Le patron de Swiss a-t-il jubilé trop tôt? En décembre dernier, Dieter Vranckx s'était bruyamment réjoui de l'accord conclu avec Kapers, le syndicat du personnel de cabine. Un compromis avait aussi été trouvé avec le personnel au sol et les pilotes. Tous les conflits semblaient donc réglés, ce qui lui laissait présager un avenir sans nuages pour sa compagnie.
Mais c'était compter sans un nouveau problème. Un conflit de génération pourrait lui mettre du plomb dans l'aile, montre une enquête de Blick. En effet, les hôtesses et stewards ont jusqu'à la mi-février pour voter sur la nouvelle convention collective de travail (CCT). Une majorité des deux tiers est nécessaire pour son adoption. Normalement, il ne s'agit que d'une simple formalité. Pourtant, l'accord est sur la sellette à cause des employés les plus expérimentés.

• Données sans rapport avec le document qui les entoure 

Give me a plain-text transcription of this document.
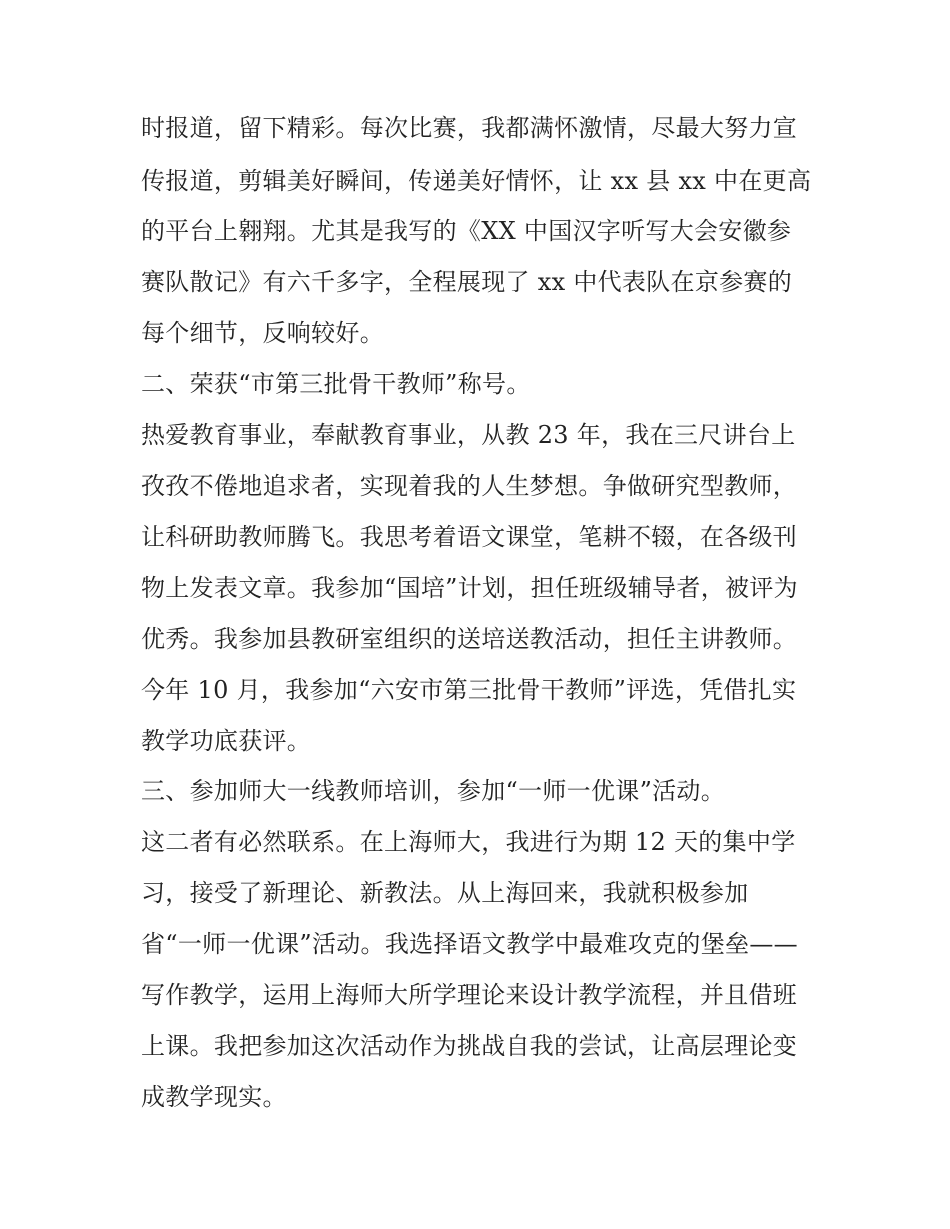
时报道，留下精彩。每次比赛，我都满怀激情，尽最大努力宣
传报道，剪辑美好瞬间，传递美好情怀，让 xx 县 xx 中在更高
的平台上翱翔。尤其是我写的《XX 中国汉字听写大会安徽参
赛队散记》有六千多字，全程展现了 xx 中代表队在京参赛的
每个细节，反响较好。
二、荣获“市第三批骨干教师”称号。
热爱教育事业，奉献教育事业，从教 23 年，我在三尺讲台上
孜孜不倦地追求者，实现着我的人生梦想。争做研究型教师，
让科研助教师腾飞。我思考着语文课堂，笔耕不辍，在各级刊
物上发表文章。我参加“国培”计划，担任班级辅导者，被评为
优秀。我参加县教研室组织的送培送教活动，担任主讲教师。
今年 10 月，我参加“六安市第三批骨干教师”评选，凭借扎实
教学功底获评。
三、参加师大一线教师培训，参加“一师一优课”活动。
这二者有必然联系。在上海师大，我进行为期 12 天的集中学
习，接受了新理论、新教法。从上海回来，我就积极参加
省“一师一优课”活动。我选择语文教学中最难攻克的堡垒——
写作教学，运用上海师大所学理论来设计教学流程，并且借班
上课。我把参加这次活动作为挑战自我的尝试，让高层理论变
成教学现实。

Les plus âgés s'opposent à la nouvelle CCT
Les hôtesses de l'air et les stewards plus âgés s'opposent aux augmentations de salaire substantielles que leur cheffe syndicale, Sandrine Nikolic-Fuss, a négociées en automne. Celle-ci prévoyait que les salaires augmentent de 4 à 18%. Or, concrètement, les employés de longue date devaient obtenir 4%. Et les nouveaux arrivants... 18%. Leurs salaires passeraient ainsi de 3400 à 4000 francs.

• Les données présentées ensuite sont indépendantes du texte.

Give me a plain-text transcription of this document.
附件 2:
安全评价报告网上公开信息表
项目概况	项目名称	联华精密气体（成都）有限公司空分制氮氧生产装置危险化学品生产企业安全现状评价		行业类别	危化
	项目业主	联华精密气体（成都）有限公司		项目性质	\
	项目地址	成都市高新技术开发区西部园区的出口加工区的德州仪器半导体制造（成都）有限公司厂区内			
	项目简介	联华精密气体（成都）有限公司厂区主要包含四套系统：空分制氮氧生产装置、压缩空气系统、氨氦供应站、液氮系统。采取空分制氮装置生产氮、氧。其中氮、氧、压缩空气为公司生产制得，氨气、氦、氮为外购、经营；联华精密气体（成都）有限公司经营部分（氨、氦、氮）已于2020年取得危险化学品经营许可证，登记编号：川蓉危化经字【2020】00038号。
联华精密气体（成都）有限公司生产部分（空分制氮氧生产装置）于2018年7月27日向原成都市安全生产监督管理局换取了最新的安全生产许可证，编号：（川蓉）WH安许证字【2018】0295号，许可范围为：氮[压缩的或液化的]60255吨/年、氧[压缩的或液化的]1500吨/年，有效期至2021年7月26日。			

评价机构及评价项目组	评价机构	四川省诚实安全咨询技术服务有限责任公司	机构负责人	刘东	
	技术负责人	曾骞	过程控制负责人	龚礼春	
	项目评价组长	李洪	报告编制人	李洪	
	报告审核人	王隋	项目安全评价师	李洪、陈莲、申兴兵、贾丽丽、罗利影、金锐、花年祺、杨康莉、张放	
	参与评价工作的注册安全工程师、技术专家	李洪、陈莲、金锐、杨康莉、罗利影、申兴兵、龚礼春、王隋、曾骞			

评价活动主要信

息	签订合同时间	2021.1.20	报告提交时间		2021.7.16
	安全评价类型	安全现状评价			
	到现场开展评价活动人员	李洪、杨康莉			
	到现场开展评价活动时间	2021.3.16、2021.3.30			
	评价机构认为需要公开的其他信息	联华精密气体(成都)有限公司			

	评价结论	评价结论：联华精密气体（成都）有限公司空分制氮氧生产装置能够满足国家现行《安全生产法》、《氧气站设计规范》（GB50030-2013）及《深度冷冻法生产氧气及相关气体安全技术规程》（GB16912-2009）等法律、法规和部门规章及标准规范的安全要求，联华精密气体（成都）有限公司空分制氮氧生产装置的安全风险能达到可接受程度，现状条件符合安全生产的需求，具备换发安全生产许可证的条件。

Cette grande différence suscite l'incompréhension. Les agents de bord de longue date de Swiss se sentent abandonnés par le syndicat Kapers, déplorent-ils auprès de Blick. Certains d'entre eux volaient déjà à l'époque de Swissair et reçoivent le même salaire depuis 2006. Ils estiment mériter mieux, confient-ils, surtout après avoir dû traverser la crise du coronavirus.

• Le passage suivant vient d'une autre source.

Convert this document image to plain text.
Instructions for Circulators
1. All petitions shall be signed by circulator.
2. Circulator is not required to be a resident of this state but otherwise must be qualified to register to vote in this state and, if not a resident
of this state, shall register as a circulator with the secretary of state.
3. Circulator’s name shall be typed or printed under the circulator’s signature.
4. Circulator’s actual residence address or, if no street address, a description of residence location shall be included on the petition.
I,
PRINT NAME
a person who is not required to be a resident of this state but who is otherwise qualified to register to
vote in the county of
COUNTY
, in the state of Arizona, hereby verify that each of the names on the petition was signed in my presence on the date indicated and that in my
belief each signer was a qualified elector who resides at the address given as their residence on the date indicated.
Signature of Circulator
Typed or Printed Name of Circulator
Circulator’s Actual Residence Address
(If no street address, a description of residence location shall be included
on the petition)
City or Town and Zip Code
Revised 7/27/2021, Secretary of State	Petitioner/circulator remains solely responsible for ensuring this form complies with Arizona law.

Mais aujourd'hui, seuls les nouveaux arrivants grimpent dans la grille des salaires – grâce à la forte augmentation de salaire de 18%, ils rejoignent le niveau des hôtesses de l'air confirmées. Et les attentes n'ont pas non plus été satisfaites en matière de flexibilité.
Dans la cabine, les agents de bord de longue date ne se gênent plus pour faire connaître leur point de vue. Oui, nombre d'entre eux refuseront la CCT d'ici à la mi-février.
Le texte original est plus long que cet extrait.